Nessa linha de pesquisa, historiadores que perscrutam a senda do cangaço, e a vida dos tornados cangaceiros, reiteram que a família de Virgulino Lampião vivenciou o mesmo drama de muitos clãs pobres do sertão nordestino. E o pior, enquanto a disposição dos territorialistas coronéis sertanejos era de sustentar a ferro e fogo suas posses, quaisquer reativas de pequenos núcleos de indivíduos em bandos, ou mesmo de rústicos roceiros, eram tratadas como, no mínimo, foras da lei em cenário anárquico da imensa caatinga. Lampião e os irmãos teriam acabado, igualmente, numa situação sem saída, e adentrado na anarquia generalizada, de conflitos, revanches, cuja resolução de questões pontuais eram obtidas no cano de bacamartes e fuzis Winchester “papo-amarelo”.
Nesse seguimento, acabou que o pai de Virgulino Ferreira, um almocreve, esforçado trabalhador de pequena gleba, foi atingido por uma chamada volante de cachimbos que, como se sabia, era força móvel policial, arregimentada a partir de quadros de jagunçada de chefes políticos de cada província sertaneja, ora fardados ora paisanos. Para uns era a lei e a ordem no sertão; para outros, ordem intrínseca a uma estrutura anárquica, isto é, de precária ordem ou disposição legal a partir de detentores de vastos latifúndios rurais onde se praticavam tipos de cultura que não exigiam grande investimento. Bastavam as guardas pessoais ou capangagem bem armadas.

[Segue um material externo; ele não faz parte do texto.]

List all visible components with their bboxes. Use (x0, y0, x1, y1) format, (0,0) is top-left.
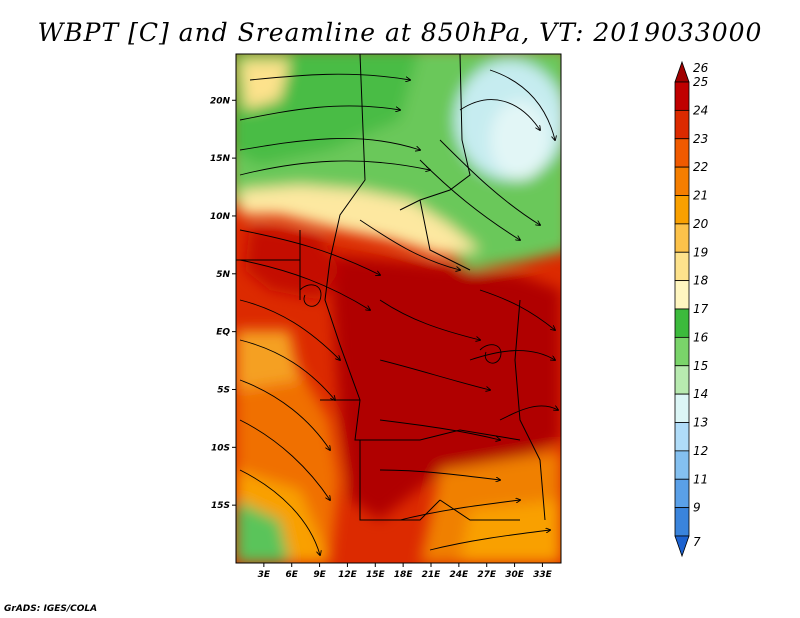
colorbar-label: 18 (693, 274, 709, 288)
lat-tick-label: 15N (210, 154, 231, 164)
colorbar-label: 19 (693, 245, 708, 259)
colorbar-label: 15 (693, 359, 708, 373)
lat-tick-label: 5N (216, 270, 230, 280)
colorbar-swatch (674, 336, 690, 367)
longitude-axis: 3E 6E 9E 12E 15E 18E 21E 24E 27E 30E 33E (258, 563, 553, 580)
colorbar-swatch (674, 195, 690, 225)
colorbar-label: 24 (693, 103, 708, 117)
colorbar-label: 16 (693, 330, 709, 344)
lon-tick-label: 6E (286, 570, 299, 580)
grads-credit: GrADS: IGES/COLA (4, 604, 98, 614)
lon-tick-label: 30E (505, 570, 525, 580)
lat-tick-label: 10N (210, 212, 231, 222)
colorbar-label: 7 (693, 535, 701, 549)
colorbar-swatch (674, 450, 690, 480)
colorbar-swatch (674, 81, 690, 111)
colorbar-label: 25 (693, 75, 708, 89)
streamlines (239, 69, 558, 555)
colorbar-swatch (674, 393, 690, 423)
colorbar-swatch (674, 365, 690, 395)
lat-tick-label: 15S (211, 501, 230, 511)
lon-tick-label: 12E (338, 570, 358, 580)
lat-tick-label: EQ (216, 328, 230, 338)
temperature-field (236, 54, 561, 563)
latitude-axis: 20N 15N 10N 5N EQ 5S 10S 15S (210, 96, 236, 511)
lon-tick-label: 27E (477, 570, 497, 580)
colorbar-swatch (674, 251, 690, 282)
colorbar-label: 17 (693, 302, 709, 316)
colorbar-swatch (674, 223, 690, 253)
lat-tick-label: 10S (211, 443, 230, 453)
colorbar-label: 12 (693, 444, 708, 458)
lat-tick-label: 20N (210, 96, 231, 106)
colorbar-label: 23 (693, 132, 708, 146)
lon-tick-label: 24E (450, 570, 470, 580)
colorbar-swatch (674, 166, 690, 196)
colorbar-swatch (674, 109, 690, 140)
colorbar-swatch (674, 535, 690, 558)
lon-tick-label: 18E (394, 570, 414, 580)
colorbar-swatch (674, 422, 690, 452)
lon-tick-label: 3E (258, 570, 271, 580)
colorbar-label: 11 (693, 472, 708, 486)
colorbar-swatch (674, 138, 690, 168)
colorbar-label: 21 (693, 189, 708, 203)
colorbar-swatch (674, 507, 690, 537)
colorbar-label: 14 (693, 387, 708, 401)
colorbar-swatch (674, 478, 690, 509)
colorbar-swatch (674, 308, 690, 338)
map-title: WBPT [C] and Sreamline at 850hPa, VT: 20… (37, 18, 763, 47)
colorbar-swatch (674, 60, 690, 83)
lon-tick-label: 15E (366, 570, 386, 580)
colorbar-label: 13 (693, 416, 708, 430)
colorbar-label: 22 (693, 160, 708, 174)
lat-tick-label: 5S (217, 385, 230, 395)
lon-tick-label: 21E (422, 570, 442, 580)
country-borders (236, 54, 546, 521)
colorbar-label: 20 (693, 217, 709, 231)
colorbar-label: 9 (693, 501, 701, 515)
lon-tick-label: 33E (533, 570, 553, 580)
colorbar-swatch (674, 280, 690, 310)
lon-tick-label: 9E (313, 570, 326, 580)
map-frame (235, 53, 562, 564)
colorbar-label: 26 (693, 61, 709, 75)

A inserção de Lampião como líder de bando, na expectativa dos sertanejos, era que ele não duraria muito tempo de ação, no entanto, por inegáveis “qualidades” de estratego e gestor de pelotões “do mal” nômades, conservou-se na luta por duas décadas. Ora arrostando coronéis internados na caatinga com imensas glebas, a partir de astuciosas aproximações, para poder fazer acampadas nesses territórios particulares, ora agredindo quem não colaborava ou traísse acordos precários claramente para atemorizar pequenos ou maiores donos de roçados, protetores de povoados, para que assegurassem os segredos de coito.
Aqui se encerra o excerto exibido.